An overlooked fact about Medicaid, by which I mean overlooked on the Left, is that expansions are possible without the limitation of every other state following along. In other words, a benefit of federalism is that it escapes the national constraint limiting Medicare, or Medicare For All.
Of course that is also a limitation. The Feds can expand Medicaid without every state following along. The ObamaCare expansion was an example. Even the inception of Medicaid itself was not immediately taken up by every state. Nevertheless, federalism is hard-wired into the U.S. constitution and public sector. You can complain about it and imagine fantastic alternatives, but it isn’t going away any time soon.
So, what about West Virginia? Per CEPR.NET, a staggering 28.2 percent of its population are Medicaid beneficiaries. Another go-to source is West Virginia Watch. Still another is the West Virginia Center on Budget and Tax Policy. They are on the case. What about the nitwits WVA voters have sent to Congress and their state legislature? Alas and alack!
Senator Shelly Moore Capito is “concerned.” Shades of Maine Senator Susan Collins! I suppose she will be sending her constituents thoughts and prayers when they are denied medical care, or their local hospital is forced to shut down. Capito suggests that work requirements are plausible, as if that had anything to do with saving money,
Delegate Matthew Rohrbach (R-Cabell) asked how the state match would be affected under a block grant. Somebody should tell this nitwit that under a block grant, there is no freakin’ match.
As a poor state, WVA needs its Federal grant dollars, so it could also be hurt by cuts in grants for Low Income Energy Assistance and Temporary Assistance for Needy Families (TANF). Incidentally, in WVA the maximum cash benefit under TANF, a favorite topic of mine, is $542 a month. According to the state, there are 11,470 beneficiaries. Google says the state contains 287,600 in poverty in 2023. The West Virginia Center says half the state’s budget comes from Federal grants. Damn.
Without its support among lower-income folks, especially white people in rural areas, MAGA politics are dead in the water. Medicaid cuts are the MAGA suicide pill. Trump may not care, since he might not live long enough to suffer any inconvenience from a Democratic resurgence.
One shudders to think of the kid gloves with which a newly-triumphant Democratic Congress and president would handle a senile, babbling ex-president who wrecked the country and made the world a worse place. Remember Obama’s “We’re not looking backward, we’re looking forward.”
While the matching rate for high income states is 50 percent, in West Virginia's the federal government pays about 75 percent of Medicaid expenditures and the state share is 25 percent.
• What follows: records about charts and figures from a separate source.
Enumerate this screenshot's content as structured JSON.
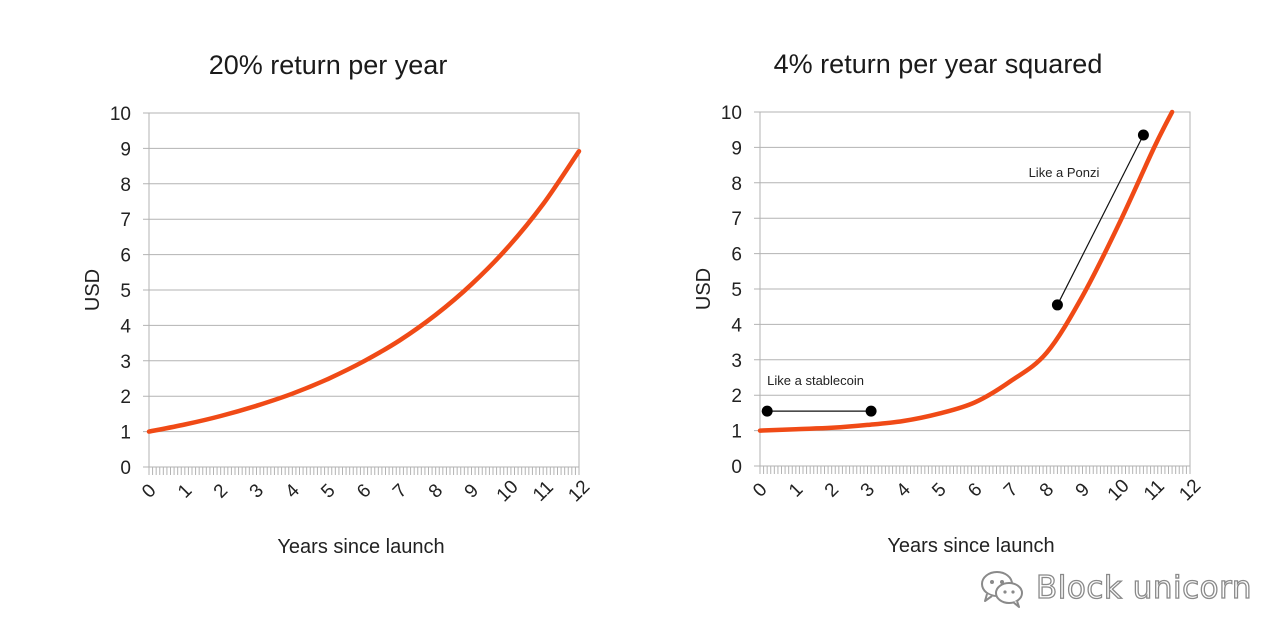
{
  "chart_data": [
    {
      "type": "line",
      "title": "20% return per year",
      "xlabel": "Years since launch",
      "ylabel": "USD",
      "xlim": [
        0,
        12
      ],
      "ylim": [
        0,
        10
      ],
      "xticks": [
        "0",
        "1",
        "2",
        "3",
        "4",
        "5",
        "6",
        "7",
        "8",
        "9",
        "10",
        "11",
        "12"
      ],
      "yticks": [
        "0",
        "1",
        "2",
        "3",
        "4",
        "5",
        "6",
        "7",
        "8",
        "9",
        "10"
      ],
      "grid": "horizontal",
      "series": [
        {
          "color": "#f04a16",
          "x": [
            0,
            1,
            2,
            3,
            4,
            5,
            6,
            7,
            8,
            9,
            10,
            11,
            12
          ],
          "y": [
            1.0,
            1.2,
            1.44,
            1.73,
            2.07,
            2.49,
            2.99,
            3.58,
            4.3,
            5.16,
            6.19,
            7.43,
            8.92
          ]
        }
      ],
      "annotations": []
    },
    {
      "type": "line",
      "title": "4% return per year squared",
      "xlabel": "Years since launch",
      "ylabel": "USD",
      "xlim": [
        0,
        12
      ],
      "ylim": [
        0,
        10
      ],
      "xticks": [
        "0",
        "1",
        "2",
        "3",
        "4",
        "5",
        "6",
        "7",
        "8",
        "9",
        "10",
        "11",
        "12"
      ],
      "yticks": [
        "0",
        "1",
        "2",
        "3",
        "4",
        "5",
        "6",
        "7",
        "8",
        "9",
        "10"
      ],
      "grid": "horizontal",
      "series": [
        {
          "color": "#f04a16",
          "x": [
            0,
            1,
            2,
            3,
            4,
            5,
            6,
            7,
            8,
            9,
            10,
            11,
            11.5
          ],
          "y": [
            1.0,
            1.04,
            1.08,
            1.16,
            1.27,
            1.48,
            1.8,
            2.4,
            3.2,
            4.8,
            6.8,
            9.0,
            10.0
          ]
        }
      ],
      "annotations": [
        {
          "text": "Like a stablecoin",
          "from": [
            0.2,
            1.55
          ],
          "to": [
            3.1,
            1.55
          ]
        },
        {
          "text": "Like a Ponzi",
          "from": [
            8.3,
            4.55
          ],
          "to": [
            10.7,
            9.35
          ]
        }
      ]
    }
  ],
  "watermark": {
    "text": "Block unicorn",
    "icon": "wechat-icon"
  }
}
The federal share is also high for other low-income red states.
I wish you were right. But I'm more persuaded by LBJ: "If you can convince the lowest white man he's better than the best colored man, he won't notice you're picking his pocket. Hell, give him somebody to look down on, and he'll empty his pockets for you."
It's hatreds what count. MAGAts will always be with us, unless the Ds start convincing voters to hate rich guys instead of trans/BIPOC/immigrant/(((liberals))). Fascism is the socialism of fools. It's particularly hard to convert the MAGAts to a better form of socialism, because the well-off well-educated voter is half the D base, and they half-identify with the rich. Not to mention that most D politicians are brain-dead, especially the "centrists." Oy.